DENVER -- Former U.S. Supreme Court Justice Sandra Day O'Connor is leading the push against the election of judges, saying the process taints jurists who depend on political contributions to keep their places on the bench.
O'Connor, a vocal critic of judicial elections, is teaming with a think tank at the University of Denver, the Institute for the Advancement of the American Legal System, to bring public attention to the issue in the 33 states that elect jurists.
Rather than having judges run for office in much the same way politicians do, O'Connor has said she supports the idea of state commissions of mostly of non-lawyers picking nominees for governors to appoint to the bench.
"A voter goes into the voting booth on Election Day, and they have a long list of races to vote for," O'Connor was quoted by The Associated Press as saying. "When they come to the judges, they don't typically know any of them. How are they supposed to decide?"
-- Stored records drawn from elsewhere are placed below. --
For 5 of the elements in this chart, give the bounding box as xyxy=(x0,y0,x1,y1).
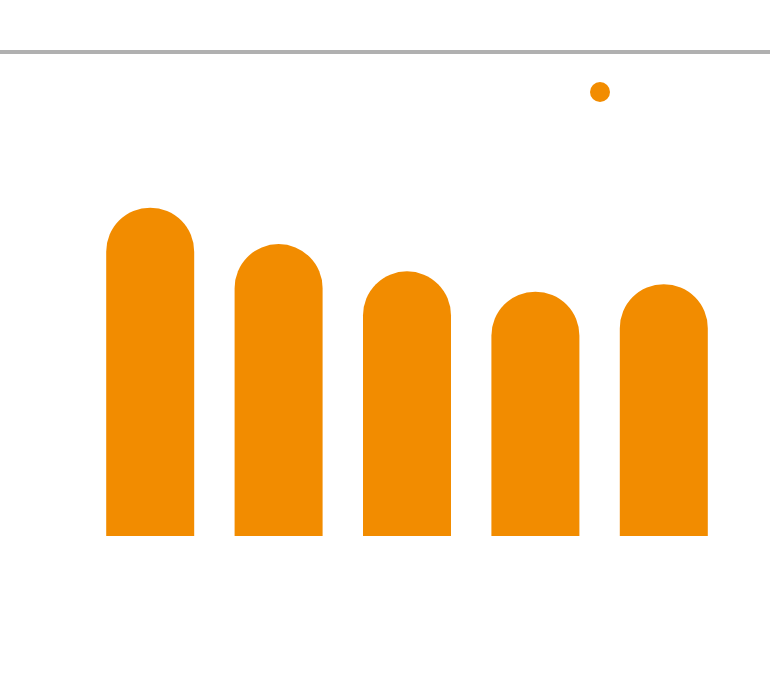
bar xyxy=(234,244,323,536)
bar xyxy=(619,284,708,536)
bar xyxy=(106,207,195,536)
bar xyxy=(363,271,451,536)
bar xyxy=(491,291,580,536)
Recenlty, O'Connor was the honorary chairwoman of West Virginia Gov. Joe Manchin's Independent Commission on Judicial Reform. She attended a fall meeting of the commission in Morgantown, and she recommended then that the governor appoint judges, rather than holding partisan elections.
O'Connor was the first female member of the U.S. Supreme Court. She served as an Associate Justice from 1981 until her retirement from the high court in 2006. She was appointed by Republican President Ronald Reagan in 1981. Prior to her appointment to the court, O'Connor was an elected judge in Arizona.
The Institute for the Advancement of the American Legal System was founded in 2006 by former Colorado Supreme Court Justice Rebecca Love Kourlis. She will direct the new project, while O'Connor will chair the 11-member advisory committee overseeing the effort, officials said Thursday.
"Thirty-three states elect some portion of their judges, a process that has too often degenerated into a spectacle featuring multimillion dollar campaigns and attack ads," the institute said on its Web site.
The push by O'Connor and others comes as Nevada considers whether to adopt a constitutional amendment to jettison judicial elections and replace them with merit-based selection.
The project's advisory committee, in addition to O'Connor and Kourlis, includes: Texas Chief Justice Wallace Jefferson, Ohio Chief Justice Thomas Moyer, former Arizona Chief Justice Ruth McGregor, former American Bar Association President H. Thomas Wells, League of Women Voters President Mary Wilson, and Meryl Chertoff, director of the Sandra Day O'Connor Project on the State of the Judiciary at Georgetown Law.
Corporate members of the panel include Diane Gates Wallach of Cody Resources, liaison to the institute's board; Ramona Romero, corporate counsel, logistics and energy, at DuPont and Larry Thompson of PepsiCo.